Second, the maintenance shops should be treated as a separate establishment for recordkeeping purposes. Guidance is provided in Chapter iii(A), page 19, of the BLS Recordkeeping Guidelines for Occupational Injuries and Illnesses. A separate set of logs should be kept for these employees since they are not identified exclusively with any one of the three manufacturing establishments. Additionally, because maintenance shops are not considered low hazard, they may fall within the scope of a comprehensive programmed or unprogrammed inspection, as discussed in Chapter II(B)(5)(a) of the Field operations Manual.
June 9, 1989
MEMORANDUM FOR: BYRON R. CHADWICK Regional Administrator FROM: GERARD RYAN Area Director SUBJECT: Request For Recordkeeping Interpretation
During a recent inspection at the Adolph Coors brewery a question was raised as to what constituted an establishment for the purposes of our lwdi calculation. The Coors Company has a can plant, bottle plant, and brewery all located at the same physical site which comprises several hundred acres. In addition they also have several service type operations that perform services for these manufacturing operations such as engineering: maintenance and their Administrative office.
The Coors Company wanted us to treat the entire valley in Golden as one establishment.
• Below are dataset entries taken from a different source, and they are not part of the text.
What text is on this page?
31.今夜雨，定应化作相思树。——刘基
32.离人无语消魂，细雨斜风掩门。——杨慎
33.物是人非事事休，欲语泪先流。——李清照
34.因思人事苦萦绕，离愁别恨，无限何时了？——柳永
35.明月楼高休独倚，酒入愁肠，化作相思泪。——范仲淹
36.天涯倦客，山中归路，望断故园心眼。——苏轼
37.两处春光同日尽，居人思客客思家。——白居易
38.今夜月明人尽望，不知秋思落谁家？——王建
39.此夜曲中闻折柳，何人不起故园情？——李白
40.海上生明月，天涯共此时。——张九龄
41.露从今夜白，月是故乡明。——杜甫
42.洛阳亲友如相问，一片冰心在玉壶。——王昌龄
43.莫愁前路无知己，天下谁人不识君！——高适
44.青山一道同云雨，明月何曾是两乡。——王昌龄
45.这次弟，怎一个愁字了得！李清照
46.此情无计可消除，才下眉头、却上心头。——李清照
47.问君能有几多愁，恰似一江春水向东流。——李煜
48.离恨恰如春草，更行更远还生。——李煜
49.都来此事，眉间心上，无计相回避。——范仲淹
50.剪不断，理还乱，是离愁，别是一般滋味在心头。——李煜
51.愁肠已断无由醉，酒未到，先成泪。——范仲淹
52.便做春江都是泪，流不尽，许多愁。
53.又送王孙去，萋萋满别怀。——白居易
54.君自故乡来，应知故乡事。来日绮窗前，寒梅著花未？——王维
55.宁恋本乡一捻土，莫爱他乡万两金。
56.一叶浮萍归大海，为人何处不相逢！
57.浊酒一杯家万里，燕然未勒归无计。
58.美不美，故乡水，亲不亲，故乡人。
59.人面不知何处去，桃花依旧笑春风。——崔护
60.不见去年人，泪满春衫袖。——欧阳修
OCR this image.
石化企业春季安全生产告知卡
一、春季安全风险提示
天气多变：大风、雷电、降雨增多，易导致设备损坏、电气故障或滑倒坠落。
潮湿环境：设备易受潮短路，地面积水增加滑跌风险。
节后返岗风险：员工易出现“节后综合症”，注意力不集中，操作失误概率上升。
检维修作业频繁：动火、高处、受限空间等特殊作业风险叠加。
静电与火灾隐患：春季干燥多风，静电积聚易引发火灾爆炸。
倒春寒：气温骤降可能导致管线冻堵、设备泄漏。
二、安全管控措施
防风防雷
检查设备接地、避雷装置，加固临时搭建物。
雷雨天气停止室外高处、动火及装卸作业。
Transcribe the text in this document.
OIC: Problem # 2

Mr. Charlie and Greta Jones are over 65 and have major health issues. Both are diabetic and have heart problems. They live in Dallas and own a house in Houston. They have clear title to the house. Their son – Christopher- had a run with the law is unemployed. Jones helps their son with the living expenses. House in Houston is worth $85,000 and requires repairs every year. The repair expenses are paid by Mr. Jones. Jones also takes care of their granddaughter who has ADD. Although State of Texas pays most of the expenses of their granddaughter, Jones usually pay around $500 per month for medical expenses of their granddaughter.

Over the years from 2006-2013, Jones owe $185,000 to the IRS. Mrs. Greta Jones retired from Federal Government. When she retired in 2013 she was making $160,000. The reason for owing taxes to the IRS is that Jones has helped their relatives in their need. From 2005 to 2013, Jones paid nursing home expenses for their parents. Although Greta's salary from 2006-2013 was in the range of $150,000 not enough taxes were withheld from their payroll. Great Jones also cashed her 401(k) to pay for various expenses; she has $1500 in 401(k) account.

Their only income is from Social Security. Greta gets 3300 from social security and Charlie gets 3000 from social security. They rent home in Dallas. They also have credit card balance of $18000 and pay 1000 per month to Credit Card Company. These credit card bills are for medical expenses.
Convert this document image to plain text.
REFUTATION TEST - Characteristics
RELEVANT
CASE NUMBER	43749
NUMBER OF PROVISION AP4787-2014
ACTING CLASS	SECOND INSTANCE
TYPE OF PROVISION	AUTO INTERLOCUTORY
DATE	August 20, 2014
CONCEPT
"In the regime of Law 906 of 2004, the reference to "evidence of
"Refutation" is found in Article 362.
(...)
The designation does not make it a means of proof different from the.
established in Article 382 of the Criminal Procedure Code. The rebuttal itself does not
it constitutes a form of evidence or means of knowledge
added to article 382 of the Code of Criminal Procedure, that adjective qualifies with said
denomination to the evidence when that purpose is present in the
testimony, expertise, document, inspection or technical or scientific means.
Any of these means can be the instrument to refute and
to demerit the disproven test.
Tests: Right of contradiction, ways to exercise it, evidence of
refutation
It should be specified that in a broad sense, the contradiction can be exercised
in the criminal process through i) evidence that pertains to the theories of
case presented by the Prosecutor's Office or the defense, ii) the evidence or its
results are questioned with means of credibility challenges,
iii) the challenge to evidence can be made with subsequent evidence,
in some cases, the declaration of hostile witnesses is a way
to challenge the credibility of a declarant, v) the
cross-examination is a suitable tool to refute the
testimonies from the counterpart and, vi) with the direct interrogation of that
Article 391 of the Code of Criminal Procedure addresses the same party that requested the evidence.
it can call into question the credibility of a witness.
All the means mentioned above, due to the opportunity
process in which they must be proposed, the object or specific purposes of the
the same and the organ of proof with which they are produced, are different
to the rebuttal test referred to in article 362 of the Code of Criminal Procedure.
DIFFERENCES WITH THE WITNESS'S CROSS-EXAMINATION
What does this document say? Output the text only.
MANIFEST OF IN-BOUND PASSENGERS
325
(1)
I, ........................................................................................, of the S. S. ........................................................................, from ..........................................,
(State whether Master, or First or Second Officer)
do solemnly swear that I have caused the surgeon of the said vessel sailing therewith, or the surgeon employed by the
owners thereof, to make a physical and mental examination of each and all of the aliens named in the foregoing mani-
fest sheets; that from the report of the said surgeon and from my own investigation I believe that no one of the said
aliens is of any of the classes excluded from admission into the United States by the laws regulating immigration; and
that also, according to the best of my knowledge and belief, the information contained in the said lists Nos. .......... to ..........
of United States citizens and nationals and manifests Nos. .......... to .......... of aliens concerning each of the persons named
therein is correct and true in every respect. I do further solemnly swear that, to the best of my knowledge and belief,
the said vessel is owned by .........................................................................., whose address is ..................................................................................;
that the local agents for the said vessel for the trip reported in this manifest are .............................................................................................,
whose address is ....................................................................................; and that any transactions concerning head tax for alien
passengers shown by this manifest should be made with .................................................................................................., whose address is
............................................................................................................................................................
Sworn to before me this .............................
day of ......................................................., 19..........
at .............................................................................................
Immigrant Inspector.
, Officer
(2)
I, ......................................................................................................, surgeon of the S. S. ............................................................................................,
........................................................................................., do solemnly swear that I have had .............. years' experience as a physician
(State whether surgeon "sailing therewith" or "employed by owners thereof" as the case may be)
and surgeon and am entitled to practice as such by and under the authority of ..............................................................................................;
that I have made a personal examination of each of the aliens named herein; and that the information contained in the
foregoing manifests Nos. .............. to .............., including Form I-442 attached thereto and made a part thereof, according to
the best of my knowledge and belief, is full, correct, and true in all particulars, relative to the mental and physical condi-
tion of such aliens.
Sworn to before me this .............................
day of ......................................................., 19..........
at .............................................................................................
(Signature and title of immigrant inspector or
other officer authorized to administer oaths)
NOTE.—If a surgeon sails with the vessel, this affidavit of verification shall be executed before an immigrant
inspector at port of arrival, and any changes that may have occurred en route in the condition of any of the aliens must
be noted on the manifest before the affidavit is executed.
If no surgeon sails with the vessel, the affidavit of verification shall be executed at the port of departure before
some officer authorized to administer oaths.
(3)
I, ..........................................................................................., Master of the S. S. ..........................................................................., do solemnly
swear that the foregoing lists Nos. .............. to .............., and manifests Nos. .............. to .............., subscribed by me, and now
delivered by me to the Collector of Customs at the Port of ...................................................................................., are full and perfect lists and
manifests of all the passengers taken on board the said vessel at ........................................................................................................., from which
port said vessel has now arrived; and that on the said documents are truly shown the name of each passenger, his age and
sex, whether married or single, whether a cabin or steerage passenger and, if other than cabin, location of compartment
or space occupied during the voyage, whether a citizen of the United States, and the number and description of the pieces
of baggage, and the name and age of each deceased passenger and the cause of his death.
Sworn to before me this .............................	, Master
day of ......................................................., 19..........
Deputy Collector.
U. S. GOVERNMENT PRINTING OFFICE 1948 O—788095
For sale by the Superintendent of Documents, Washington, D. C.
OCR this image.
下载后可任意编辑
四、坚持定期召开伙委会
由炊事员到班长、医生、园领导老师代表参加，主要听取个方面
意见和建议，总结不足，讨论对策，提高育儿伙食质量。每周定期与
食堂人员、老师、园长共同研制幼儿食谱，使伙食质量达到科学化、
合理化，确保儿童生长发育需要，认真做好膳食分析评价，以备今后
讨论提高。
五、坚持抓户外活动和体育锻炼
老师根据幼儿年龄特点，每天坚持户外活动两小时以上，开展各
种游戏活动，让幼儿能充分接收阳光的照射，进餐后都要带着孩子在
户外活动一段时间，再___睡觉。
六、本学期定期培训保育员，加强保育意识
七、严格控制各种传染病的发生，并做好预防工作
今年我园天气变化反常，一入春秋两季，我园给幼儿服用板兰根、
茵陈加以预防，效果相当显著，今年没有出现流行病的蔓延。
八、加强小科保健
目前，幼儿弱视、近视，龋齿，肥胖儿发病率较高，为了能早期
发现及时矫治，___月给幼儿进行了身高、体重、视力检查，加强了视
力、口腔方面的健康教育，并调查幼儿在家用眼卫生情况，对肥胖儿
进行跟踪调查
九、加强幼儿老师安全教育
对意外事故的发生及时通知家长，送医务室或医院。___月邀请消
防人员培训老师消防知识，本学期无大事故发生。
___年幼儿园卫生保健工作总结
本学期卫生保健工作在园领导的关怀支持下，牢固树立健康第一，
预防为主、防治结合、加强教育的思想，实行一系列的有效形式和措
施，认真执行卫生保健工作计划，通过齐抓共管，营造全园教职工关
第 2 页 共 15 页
If we had done so their lwdi rate would have been less then the National average and a comprehensive safety inspection would not have been conducted. Our position was that they had three separate manufacturing establishments each with it's own unique SIC code which appear in different locations on the planning guides outside of the current cycle.
It appears from looking at 1904 and BLS's Recordkeeping Guidelines (blue book) that an establishment is dependent on a single location, has "distinctly separate activities", and would typically have separate administrative services such as management, accounting and payroll.
They are located on one contiguous location, they do have distinctly separate activities, and they have separate management at the manufacturing locations which report to common management at their main administrative office where they share the same accounting and payroll services. Thus you could argue either position. I feel however, that they should be treated as having three separate manufacturing establishments. If we do that however, how do we handle their maintenance shops which is a common service provided to all three and can not be attributed to any single establishment except their administrative complex which is low hazard and would not be subject to a programmed inspection?
As you are aware the Coors company did allow a consensual inspection. I would appreciate an interpretation for our future reference on how to treat such a location should the need arise to obtain a warrant.